Description

Azure Storage is the widely used service in Azure cloud. Organisations leverage Azure Storage for hosting static websites, mounting compute volumes, event messaging and also for storing objects and files. Azure storage could be integrated with Virtual
Machines, Containers, Kubernetes and even in Serverless compute environments.

Although being the most widely used service, it is also the most widely attacked service. An attacker would look at compromising:

● Static websites through SubDomain takeovers
● Blobs through exposed containers
● Queues through exposed SAS tokens
● A complete account takeover through application vulnerabilities and other security misconfigurations.

This talk will commence with an introduction to Azure storage , detailing the categories of storage such as Blob, File, Table and Queue. We will then talk about Default configurations commonly used and threats against storage accounts. Finally, the talk will end with a variety of demos of compromising Azure storage through multiple attack vectors.
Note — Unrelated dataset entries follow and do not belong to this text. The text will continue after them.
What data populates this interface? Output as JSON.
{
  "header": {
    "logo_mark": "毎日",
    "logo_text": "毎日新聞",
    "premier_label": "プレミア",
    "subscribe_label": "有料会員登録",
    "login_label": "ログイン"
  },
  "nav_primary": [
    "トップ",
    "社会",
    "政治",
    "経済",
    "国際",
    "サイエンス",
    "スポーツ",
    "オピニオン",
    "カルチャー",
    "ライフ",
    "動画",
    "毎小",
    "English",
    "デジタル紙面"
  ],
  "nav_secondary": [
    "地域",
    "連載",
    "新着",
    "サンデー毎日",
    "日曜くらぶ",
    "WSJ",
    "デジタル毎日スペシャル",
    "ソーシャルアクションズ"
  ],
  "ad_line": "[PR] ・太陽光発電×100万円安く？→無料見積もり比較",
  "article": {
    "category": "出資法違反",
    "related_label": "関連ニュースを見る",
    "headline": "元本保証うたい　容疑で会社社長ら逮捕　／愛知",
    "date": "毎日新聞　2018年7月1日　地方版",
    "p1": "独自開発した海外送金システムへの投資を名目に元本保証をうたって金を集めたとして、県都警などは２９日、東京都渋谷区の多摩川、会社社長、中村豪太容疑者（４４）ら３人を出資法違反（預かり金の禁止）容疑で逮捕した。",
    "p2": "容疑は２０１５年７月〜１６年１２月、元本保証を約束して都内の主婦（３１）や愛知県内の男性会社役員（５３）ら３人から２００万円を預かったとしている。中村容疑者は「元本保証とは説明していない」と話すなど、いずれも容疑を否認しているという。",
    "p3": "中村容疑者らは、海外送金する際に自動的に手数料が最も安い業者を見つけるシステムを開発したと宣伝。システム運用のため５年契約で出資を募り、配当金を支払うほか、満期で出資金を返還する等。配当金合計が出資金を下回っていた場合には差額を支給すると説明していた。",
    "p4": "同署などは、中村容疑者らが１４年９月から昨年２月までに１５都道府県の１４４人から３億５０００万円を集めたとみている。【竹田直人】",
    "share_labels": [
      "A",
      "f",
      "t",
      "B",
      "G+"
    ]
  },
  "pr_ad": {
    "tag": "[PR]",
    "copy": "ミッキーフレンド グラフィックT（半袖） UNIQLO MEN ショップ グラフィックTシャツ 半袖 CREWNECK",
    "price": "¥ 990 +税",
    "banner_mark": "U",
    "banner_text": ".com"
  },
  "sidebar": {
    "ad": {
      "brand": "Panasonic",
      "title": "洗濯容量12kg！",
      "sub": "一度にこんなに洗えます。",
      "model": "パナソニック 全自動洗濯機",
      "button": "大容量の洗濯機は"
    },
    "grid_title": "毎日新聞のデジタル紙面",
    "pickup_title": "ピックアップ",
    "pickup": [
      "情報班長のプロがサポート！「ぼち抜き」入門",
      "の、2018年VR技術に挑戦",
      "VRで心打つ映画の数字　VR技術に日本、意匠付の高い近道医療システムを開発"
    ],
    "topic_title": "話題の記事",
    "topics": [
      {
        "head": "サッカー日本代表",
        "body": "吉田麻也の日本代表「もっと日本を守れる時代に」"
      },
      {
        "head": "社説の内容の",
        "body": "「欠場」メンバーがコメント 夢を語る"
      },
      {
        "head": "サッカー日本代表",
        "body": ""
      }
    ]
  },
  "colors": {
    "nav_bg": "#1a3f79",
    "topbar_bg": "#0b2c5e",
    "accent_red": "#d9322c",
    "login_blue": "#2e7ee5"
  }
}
This talk presents a red-team perspective of the various ways in which testers can discover and exploit Azure storage to compromise sensitive information. The talk will have some demos that will demonstrate practical attacks and attack possibilities against Azure storage.

About the speaker

Sharath Kumar Ramadas is the Principal Researcher (R&D) at we45. He has architected and developed multiple solutions around security engineering, including an Application Vulnerability Correlation tool called Orchestron. As part of his experience with Application Security, Sharath has developed integrations for multiple security products including DAST, SAST, SCA and Cloud environments.

Sharath has extensive experience with Cloud Deployments and Container Native Deployments. As part of his role in a security organization, he has led teams that have created intentionally vulnerable apps for CTF competitions both inside and outside we45.

Sharath is a speaker at multiple events around Cloud, Containers, Kubernetes and DevSecOps. He is also the Author of Azure Security Trainings from we45.